Este año se moverá una unción poderosa que compungirá y tratará con las almas para producir un cambio radical de Vida. Siempre Dios se ha movido, pero a medida que los tiempos hacia el fin se aceleren el mover de Dios para la salvación de las almas será Grande. EL Espíritu Santo convenciendo de pecado, juicio y justicia. Miles llegando a los altares llorando, expresando su necesidad de Dios en su Corazón. Creyentes de la más alta calidad llegan a nuestras iglesias, convirtiéndose y recibiendo el poder de Dios. Sin Transformación no hay una nueva Vida. Un cambio profundo de mente, y el corazón se producirá en la vida de las personas. Prediquemos el evangelio con poder y traeremos para el reino creyentes del más alto nivel. La unción se moverá sobre la gente de manera tal, que generará un replanteamiento total de sus vidas resultando en un abandono del pecado y su adhesión a la fe en Cristo

La predicación del evangelio de Jesucristo de la boca de sus hijos cargados de Revelación traerá un cambio fundamental de mentalidad y dirección. A medida que el fin se acerca, los niveles de unción irán aumentando, trayendo el Reino de Dios con poder y Gloria. 

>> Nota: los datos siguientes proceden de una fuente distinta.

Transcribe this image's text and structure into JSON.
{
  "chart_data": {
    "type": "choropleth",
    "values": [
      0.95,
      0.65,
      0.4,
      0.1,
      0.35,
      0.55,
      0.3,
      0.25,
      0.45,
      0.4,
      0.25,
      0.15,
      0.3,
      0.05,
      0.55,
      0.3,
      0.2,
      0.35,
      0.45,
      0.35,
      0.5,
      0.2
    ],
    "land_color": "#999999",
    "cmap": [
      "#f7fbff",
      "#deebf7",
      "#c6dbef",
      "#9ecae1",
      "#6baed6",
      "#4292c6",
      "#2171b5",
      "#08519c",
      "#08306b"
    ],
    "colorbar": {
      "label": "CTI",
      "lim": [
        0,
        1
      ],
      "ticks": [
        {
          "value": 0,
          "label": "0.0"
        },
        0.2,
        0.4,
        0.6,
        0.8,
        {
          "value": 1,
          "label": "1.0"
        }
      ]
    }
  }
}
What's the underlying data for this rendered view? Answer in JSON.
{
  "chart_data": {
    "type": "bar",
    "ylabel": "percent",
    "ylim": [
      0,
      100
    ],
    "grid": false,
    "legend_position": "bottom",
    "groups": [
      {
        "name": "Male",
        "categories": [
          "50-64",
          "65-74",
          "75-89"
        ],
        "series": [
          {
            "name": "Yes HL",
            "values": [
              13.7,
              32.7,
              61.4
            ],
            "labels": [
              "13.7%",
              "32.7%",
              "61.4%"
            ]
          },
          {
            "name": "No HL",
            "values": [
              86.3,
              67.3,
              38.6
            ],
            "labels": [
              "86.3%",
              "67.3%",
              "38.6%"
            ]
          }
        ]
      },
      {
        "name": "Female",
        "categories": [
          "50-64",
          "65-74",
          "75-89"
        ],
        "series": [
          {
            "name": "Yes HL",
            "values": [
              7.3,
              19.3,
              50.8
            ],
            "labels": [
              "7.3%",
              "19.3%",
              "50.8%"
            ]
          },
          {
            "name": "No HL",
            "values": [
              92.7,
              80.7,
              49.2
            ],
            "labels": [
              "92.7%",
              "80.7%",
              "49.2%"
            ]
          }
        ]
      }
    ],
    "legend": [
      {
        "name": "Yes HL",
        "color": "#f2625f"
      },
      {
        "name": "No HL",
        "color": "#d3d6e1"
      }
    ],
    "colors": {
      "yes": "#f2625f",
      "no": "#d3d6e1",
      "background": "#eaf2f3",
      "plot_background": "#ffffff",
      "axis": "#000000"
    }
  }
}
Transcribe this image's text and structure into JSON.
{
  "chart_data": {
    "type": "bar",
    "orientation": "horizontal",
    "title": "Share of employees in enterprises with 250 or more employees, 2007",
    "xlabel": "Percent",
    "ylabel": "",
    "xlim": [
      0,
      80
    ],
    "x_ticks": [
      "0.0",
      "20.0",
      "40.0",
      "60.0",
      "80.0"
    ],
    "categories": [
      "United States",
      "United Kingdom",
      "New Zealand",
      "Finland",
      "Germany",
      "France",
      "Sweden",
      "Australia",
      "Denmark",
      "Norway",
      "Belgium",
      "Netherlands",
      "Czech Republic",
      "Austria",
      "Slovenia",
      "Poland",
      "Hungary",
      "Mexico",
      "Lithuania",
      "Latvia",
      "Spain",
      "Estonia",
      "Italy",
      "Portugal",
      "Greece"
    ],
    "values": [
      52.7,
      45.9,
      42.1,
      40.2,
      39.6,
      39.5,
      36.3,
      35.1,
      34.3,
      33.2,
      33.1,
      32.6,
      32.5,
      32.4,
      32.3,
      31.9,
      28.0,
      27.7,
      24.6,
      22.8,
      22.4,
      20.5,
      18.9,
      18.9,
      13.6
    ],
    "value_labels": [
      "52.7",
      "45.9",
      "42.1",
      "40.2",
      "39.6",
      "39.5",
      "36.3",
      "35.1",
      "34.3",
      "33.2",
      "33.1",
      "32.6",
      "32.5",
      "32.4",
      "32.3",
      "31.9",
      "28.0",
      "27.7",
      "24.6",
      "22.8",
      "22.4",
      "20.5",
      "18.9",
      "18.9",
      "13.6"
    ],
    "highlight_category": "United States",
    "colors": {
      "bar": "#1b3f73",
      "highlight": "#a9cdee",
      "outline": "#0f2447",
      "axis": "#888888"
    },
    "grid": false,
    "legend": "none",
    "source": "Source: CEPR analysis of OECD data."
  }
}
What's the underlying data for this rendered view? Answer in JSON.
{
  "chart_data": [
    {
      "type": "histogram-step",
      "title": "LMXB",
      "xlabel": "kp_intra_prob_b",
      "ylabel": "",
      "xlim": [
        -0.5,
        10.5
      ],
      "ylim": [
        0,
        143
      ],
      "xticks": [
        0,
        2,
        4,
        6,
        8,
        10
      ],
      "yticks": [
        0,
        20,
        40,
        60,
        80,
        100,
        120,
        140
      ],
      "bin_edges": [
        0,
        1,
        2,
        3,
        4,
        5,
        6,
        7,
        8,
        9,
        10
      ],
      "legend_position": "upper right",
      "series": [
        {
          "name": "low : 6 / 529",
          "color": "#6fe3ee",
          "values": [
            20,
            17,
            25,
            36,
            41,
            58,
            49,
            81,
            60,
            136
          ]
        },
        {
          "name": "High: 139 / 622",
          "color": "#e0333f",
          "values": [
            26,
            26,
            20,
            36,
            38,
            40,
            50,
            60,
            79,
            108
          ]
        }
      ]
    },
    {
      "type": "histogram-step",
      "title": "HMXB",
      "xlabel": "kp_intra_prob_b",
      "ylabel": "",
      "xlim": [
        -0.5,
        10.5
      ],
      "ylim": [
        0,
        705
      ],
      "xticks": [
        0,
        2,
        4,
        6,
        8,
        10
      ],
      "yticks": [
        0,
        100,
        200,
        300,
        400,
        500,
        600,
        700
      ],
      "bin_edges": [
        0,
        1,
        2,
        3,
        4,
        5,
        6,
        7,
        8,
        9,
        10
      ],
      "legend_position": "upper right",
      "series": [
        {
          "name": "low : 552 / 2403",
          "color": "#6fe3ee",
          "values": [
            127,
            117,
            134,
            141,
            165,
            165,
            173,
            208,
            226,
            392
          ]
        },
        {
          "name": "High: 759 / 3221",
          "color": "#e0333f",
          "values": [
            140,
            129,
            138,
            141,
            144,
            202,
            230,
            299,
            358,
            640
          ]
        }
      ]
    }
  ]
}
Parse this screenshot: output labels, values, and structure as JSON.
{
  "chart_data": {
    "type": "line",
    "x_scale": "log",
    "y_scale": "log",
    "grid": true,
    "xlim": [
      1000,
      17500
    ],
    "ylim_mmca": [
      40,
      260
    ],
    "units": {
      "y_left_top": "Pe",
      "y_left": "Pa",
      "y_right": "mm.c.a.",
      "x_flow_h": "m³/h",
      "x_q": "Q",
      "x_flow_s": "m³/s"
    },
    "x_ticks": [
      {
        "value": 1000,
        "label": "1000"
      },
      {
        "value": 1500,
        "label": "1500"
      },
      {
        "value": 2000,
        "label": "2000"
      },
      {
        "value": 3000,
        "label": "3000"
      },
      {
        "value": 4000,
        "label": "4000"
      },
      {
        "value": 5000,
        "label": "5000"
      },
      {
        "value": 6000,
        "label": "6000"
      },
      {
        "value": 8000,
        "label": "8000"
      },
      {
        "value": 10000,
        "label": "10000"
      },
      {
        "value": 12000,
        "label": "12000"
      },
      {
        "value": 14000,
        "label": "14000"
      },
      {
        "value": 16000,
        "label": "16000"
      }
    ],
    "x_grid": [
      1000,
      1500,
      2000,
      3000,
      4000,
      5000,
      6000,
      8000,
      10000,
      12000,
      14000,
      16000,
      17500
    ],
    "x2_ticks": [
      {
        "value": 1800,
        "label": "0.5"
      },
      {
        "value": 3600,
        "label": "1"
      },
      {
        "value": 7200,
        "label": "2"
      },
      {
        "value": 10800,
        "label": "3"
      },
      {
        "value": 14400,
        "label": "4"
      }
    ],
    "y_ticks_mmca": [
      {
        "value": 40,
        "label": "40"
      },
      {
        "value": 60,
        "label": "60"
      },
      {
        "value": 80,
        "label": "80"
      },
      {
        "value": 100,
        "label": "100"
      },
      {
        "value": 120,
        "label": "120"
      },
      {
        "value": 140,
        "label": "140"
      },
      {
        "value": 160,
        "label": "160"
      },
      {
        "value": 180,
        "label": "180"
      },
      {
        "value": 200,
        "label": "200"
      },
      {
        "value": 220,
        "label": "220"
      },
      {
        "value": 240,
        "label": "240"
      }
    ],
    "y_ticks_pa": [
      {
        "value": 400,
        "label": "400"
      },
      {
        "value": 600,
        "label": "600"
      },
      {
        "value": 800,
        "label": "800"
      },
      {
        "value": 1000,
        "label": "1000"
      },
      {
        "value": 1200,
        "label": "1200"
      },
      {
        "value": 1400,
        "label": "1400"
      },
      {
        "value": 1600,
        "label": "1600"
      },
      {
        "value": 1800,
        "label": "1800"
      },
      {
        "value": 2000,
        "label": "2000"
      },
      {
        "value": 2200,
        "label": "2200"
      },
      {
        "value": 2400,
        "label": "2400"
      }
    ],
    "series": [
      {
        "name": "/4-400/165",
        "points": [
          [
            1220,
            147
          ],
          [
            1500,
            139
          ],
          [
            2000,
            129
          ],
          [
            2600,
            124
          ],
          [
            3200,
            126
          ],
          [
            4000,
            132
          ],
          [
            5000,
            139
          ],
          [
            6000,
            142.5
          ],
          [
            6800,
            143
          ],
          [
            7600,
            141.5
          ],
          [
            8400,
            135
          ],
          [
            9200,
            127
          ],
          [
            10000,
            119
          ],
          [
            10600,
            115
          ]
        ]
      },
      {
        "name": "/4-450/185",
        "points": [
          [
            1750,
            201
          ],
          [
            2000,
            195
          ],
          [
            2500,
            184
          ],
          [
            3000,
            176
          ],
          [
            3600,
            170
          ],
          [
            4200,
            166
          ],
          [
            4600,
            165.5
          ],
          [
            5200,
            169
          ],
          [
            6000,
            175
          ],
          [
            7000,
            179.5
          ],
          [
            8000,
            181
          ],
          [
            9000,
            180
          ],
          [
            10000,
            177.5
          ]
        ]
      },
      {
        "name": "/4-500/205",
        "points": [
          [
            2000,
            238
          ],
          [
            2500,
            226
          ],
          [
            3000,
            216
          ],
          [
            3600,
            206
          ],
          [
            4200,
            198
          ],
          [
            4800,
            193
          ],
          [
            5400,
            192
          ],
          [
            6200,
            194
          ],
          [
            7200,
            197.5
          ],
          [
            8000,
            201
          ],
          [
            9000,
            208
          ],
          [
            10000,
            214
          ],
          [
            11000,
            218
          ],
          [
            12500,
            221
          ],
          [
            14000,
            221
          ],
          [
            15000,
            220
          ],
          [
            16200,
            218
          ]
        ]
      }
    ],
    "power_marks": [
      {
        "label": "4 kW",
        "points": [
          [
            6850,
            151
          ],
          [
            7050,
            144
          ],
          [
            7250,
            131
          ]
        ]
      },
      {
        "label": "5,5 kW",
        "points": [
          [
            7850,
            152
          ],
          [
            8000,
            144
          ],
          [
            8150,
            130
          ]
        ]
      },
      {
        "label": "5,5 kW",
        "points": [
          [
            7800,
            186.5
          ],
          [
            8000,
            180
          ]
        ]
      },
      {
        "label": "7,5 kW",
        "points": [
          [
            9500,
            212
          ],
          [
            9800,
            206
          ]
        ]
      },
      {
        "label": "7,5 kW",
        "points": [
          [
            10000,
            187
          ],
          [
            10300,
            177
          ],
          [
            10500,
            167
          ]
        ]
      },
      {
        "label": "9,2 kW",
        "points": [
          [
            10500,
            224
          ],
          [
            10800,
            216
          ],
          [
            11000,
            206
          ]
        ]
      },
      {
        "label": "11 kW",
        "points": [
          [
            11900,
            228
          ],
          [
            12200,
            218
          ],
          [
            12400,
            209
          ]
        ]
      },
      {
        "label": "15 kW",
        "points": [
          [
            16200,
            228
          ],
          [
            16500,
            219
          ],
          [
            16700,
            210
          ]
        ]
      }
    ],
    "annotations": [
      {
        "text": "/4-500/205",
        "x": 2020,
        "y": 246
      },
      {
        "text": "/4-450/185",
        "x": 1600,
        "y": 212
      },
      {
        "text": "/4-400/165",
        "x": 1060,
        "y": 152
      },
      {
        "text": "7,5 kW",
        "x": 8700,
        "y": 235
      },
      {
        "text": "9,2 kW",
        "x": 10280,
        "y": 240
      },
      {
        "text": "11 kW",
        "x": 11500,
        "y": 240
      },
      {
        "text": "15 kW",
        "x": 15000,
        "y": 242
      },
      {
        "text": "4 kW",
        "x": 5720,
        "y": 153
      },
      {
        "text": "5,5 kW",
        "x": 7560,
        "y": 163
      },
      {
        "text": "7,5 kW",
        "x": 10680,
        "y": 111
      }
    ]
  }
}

En la Conversión de las personas el Espíritu Santo traerá un arrepentimiento genuino y cambio de corazón. No es solo remordimiento lo que se necesita, sino una transformación interior que lleve a una nueva dirección de vida.

Año para un Crecimiento Sobrenatural de la Iglesia de Cristo.

«el Señor añadía cada día a la iglesia los que habían de ser salvos» (Hechos 2:47).

«Pero la palabra de Dios crecía y se multiplicaba» (Hechos 12:24)

En este año el Señor traerá un crecimiento sobrenatural a la iglesia de Cristo. Predicaremos la palabra con denuedo y  y el Señor añadirá a la iglesia lo que habrán de ser salvos. Esto se traduce unción, cómo un crecimiento sustentable y sostenible dentro de la iglesia de Jesucristo.

En el contexto de una iglesia bajo la Presencia y Unción de Dios en el 2026, el crecimiento sostenible y sustentable se define por la integración del poder espiritual con la salud administrativa y ministerial.

1. Crecimiento Sostenible: El Ritmo de la Gracia

El crecimiento sostenible se refiere a la capacidad de mantener el avance numérico y espiritual a largo plazo sin agotar los recursos humanos ni comprometer la salud emocional del liderazgo [1, 5].

Presencia y Unción: La Unción actúa como el «aceite» que reduce la fricción en el servicio. Cuando hay Presencia, el crecimiento no es fruto del esfuerzo humano agotador (activismo), sino del flujo natural del Espíritu Santo [2, 4].

Indicador: Una iglesia sostenible crece porque sus miembros están siendo transformados, no solo entretenidos. Se evita el «burnout» ministerial porque se trabaja bajo el yugo fácil de Cristo [5, 6].

2. Crecimiento Sustentable: La Solidez de los Cimientos

El crecimiento sustentable implica que la iglesia posee los sistemas y la madurez necesarios para que el crecimiento se mantenga por sí mismo a través del tiempo [3, 7].

Presencia y Unción: La Unción atrae a las personas, pero la formación de discípulos (sustentabilidad) las retiene. Un crecimiento sustentable asegura que la gloria de Dios descanse sobre una estructura de orden y rendición de cuentas [4, 8].